There are, admittedly, bits in “All the Lives I Want” that feel like misplaced fragments of blogs and Buzzfeed: a description of Goodreads, biographical information about a friend, a vignette from a relationship, some other extended personal detail. They are relatively innocuous and never egregiously irrelevant. The essays’ forms, however, are unforgiving enough that a straying paragraph distinguishes between the more immediately powerful and cohesive pieces and the ones that require another read to parse their claims. Among the punchiest first-read standouts are “American Pain,” “There Can Only Be One: On Lil’ Kim, Nicki Minaj, and the Art of the Manufactured Beef,” and “Long-Game Bitches: On Princess Di, Lisa ‘Left Eye’ Lopes, and the Fine Art of Crazy Exing,” all three of which are mostly devoid of cameos from Massey’s personal life.
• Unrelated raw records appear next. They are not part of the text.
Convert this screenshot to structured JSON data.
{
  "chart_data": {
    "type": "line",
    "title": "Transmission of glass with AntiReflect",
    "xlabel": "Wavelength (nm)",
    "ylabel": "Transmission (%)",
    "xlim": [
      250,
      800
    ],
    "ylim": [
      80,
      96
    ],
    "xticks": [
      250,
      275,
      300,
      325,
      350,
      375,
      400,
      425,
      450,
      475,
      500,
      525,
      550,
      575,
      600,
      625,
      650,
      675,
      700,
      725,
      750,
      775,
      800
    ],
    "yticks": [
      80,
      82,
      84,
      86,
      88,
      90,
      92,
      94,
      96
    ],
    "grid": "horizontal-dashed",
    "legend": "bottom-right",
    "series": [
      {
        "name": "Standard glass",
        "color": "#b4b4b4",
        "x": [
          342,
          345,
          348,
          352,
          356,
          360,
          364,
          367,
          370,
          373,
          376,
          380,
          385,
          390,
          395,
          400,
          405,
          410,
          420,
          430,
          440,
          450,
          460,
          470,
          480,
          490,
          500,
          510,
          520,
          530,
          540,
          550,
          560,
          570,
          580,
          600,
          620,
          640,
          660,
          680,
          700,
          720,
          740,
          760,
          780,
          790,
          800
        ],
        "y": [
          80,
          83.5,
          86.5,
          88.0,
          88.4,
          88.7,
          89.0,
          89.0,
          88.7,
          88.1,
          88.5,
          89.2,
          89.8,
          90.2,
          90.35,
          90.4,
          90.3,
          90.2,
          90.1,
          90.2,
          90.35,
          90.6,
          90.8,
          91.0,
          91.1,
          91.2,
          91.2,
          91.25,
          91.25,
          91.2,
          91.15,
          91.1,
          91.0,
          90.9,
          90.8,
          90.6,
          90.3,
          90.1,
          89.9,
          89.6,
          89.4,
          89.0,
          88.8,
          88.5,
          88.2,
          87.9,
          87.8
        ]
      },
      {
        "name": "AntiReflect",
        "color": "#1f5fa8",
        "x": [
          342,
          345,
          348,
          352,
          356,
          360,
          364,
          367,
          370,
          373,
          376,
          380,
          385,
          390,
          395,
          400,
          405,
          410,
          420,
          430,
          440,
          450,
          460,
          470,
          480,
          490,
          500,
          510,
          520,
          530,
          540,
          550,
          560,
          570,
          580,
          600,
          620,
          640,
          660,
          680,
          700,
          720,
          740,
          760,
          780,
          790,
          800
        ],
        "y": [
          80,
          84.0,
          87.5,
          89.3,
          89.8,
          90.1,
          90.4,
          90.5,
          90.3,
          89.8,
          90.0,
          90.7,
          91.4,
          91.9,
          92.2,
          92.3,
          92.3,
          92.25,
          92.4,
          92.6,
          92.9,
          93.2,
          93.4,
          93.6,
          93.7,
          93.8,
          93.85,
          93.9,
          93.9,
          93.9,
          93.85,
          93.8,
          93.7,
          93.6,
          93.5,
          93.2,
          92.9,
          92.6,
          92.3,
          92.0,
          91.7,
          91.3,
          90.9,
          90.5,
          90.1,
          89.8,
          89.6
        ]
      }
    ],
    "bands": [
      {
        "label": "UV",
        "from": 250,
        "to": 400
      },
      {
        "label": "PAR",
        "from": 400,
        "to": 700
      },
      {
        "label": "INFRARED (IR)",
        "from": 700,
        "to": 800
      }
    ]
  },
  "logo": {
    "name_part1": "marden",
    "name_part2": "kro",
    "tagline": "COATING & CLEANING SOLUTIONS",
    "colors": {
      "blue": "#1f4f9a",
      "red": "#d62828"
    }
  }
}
But Massey’s awareness of herself, and the way she uses the personal to reframe our world, is also her key strength. In the first essay, for example, she wryly notes that self-identifying as a “Winona” or a “Gwyneth” is a choice between “white women who are conventionally attractive,” a demographic to which Massey arguably belongs. That she was a stripper, that she went to divinity school, that she struggles with body image: In certain literary traditions such details should be used far more sparingly than Massey chooses to, but in forcefully acknowledging her formative traits and paradigms rather than trying to divest herself of them—impossible, really, given the genre—she challenges readers to examine their own biases and circumstances. As we encounter points to which we react strongly, we begin to feel that we can hear Massey responding, or suddenly understand which unnoted characteristics of our own lives may have led us to adopt our stance. Regardless of how much anyone thinks personal events should or should not saturate a person’s writing, this element of vulnerability and openness renders Massey’s essays compelling long after they end.
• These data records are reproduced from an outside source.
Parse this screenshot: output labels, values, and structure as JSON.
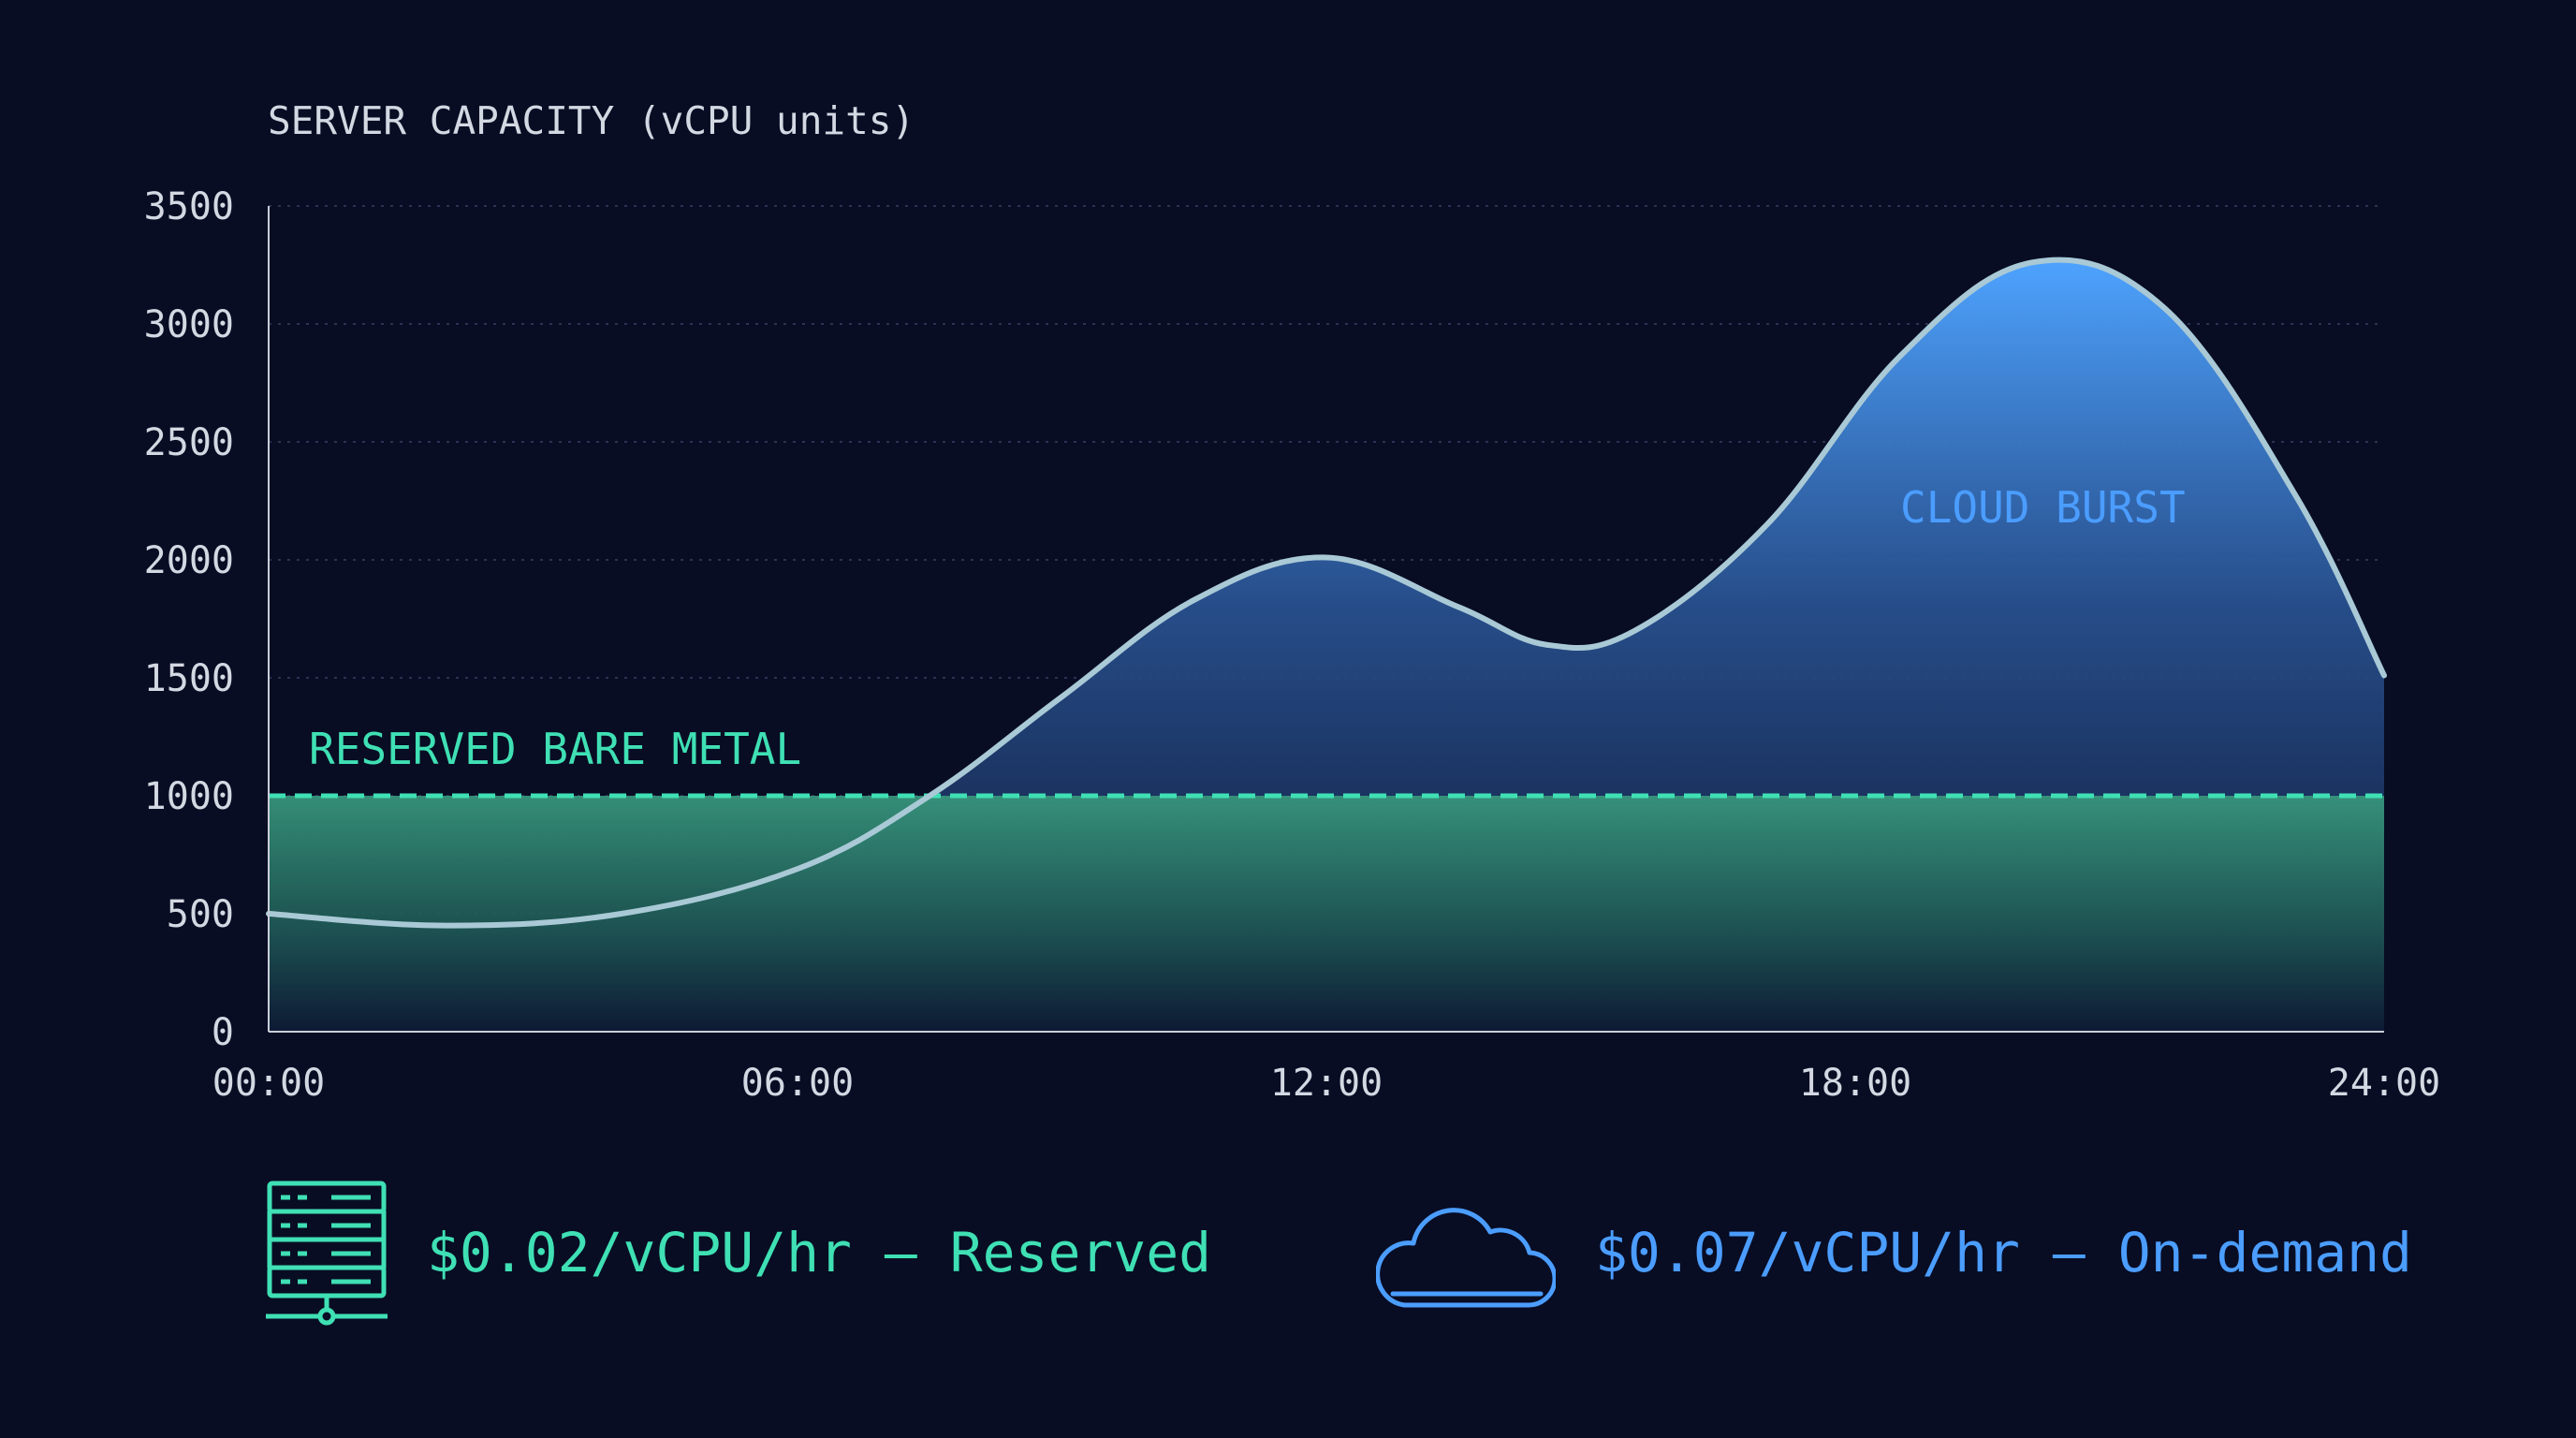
{
  "chart_data": {
    "type": "area",
    "title": "SERVER CAPACITY (vCPU units)",
    "xlabel": "",
    "ylabel": "SERVER CAPACITY (vCPU units)",
    "ylim": [
      0,
      3500
    ],
    "xlim": [
      0,
      24
    ],
    "y_ticks": [
      0,
      500,
      1000,
      1500,
      2000,
      2500,
      3000,
      3500
    ],
    "y_tick_labels": [
      "0",
      "500",
      "1000",
      "1500",
      "2000",
      "2500",
      "3000",
      "3500"
    ],
    "x_ticks": [
      0,
      6,
      12,
      18,
      24
    ],
    "x_tick_labels": [
      "00:00",
      "06:00",
      "12:00",
      "18:00",
      "24:00"
    ],
    "grid": true,
    "series": [
      {
        "name": "RESERVED BARE METAL",
        "color": "#3fe0b4",
        "style": "dashed-threshold",
        "x": [
          0,
          24
        ],
        "values": [
          1000,
          1000
        ]
      },
      {
        "name": "CLOUD BURST",
        "color": "#4b9dff",
        "style": "demand-curve",
        "x": [
          0,
          2,
          4,
          6,
          7.5,
          9,
          10.5,
          12,
          13.5,
          14.5,
          15.5,
          17,
          18.5,
          20,
          21.5,
          23,
          24
        ],
        "values": [
          500,
          450,
          500,
          690,
          1000,
          1420,
          1830,
          2010,
          1800,
          1640,
          1700,
          2150,
          2860,
          3260,
          3070,
          2270,
          1510
        ]
      }
    ],
    "annotations": [
      "RESERVED BARE METAL",
      "CLOUD BURST"
    ]
  },
  "legend": {
    "reserved": {
      "icon": "server-rack-icon",
      "text": "$0.02/vCPU/hr — Reserved",
      "color": "#3fe0b4"
    },
    "ondemand": {
      "icon": "cloud-icon",
      "text": "$0.07/vCPU/hr — On-demand",
      "color": "#4b9dff"
    }
  },
  "colors": {
    "background": "#080d24",
    "curve": "#a9c9d6",
    "axis_text": "#d4d8e2",
    "grid": "#2b3352"
  }
}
The collection’s title comes from a Sylvia Plath passage in which Plath laments all the things she will never be able to do. Plath, of course, appears as one of collection’s celebrities, commanding its lengthy title essay “All the Lives I Want: Recovering Sylvia Plath.” In it, Massey recalls discovering Plath’s work in her late twenties, while she was “on a mission to make the emotions of young women not just visible in the literary world but to make them essential components of it.” Massey does not say whether this is still a mission of hers, but its spirit seems present and mature throughout her essays. “All the Lives I Want” cuts at barriers that delineate what can be “taken seriously,” stand between “female” and “good,” and quarantine the personal from the publishable. It champions a cause whose life Plath would very likely have wanted to live.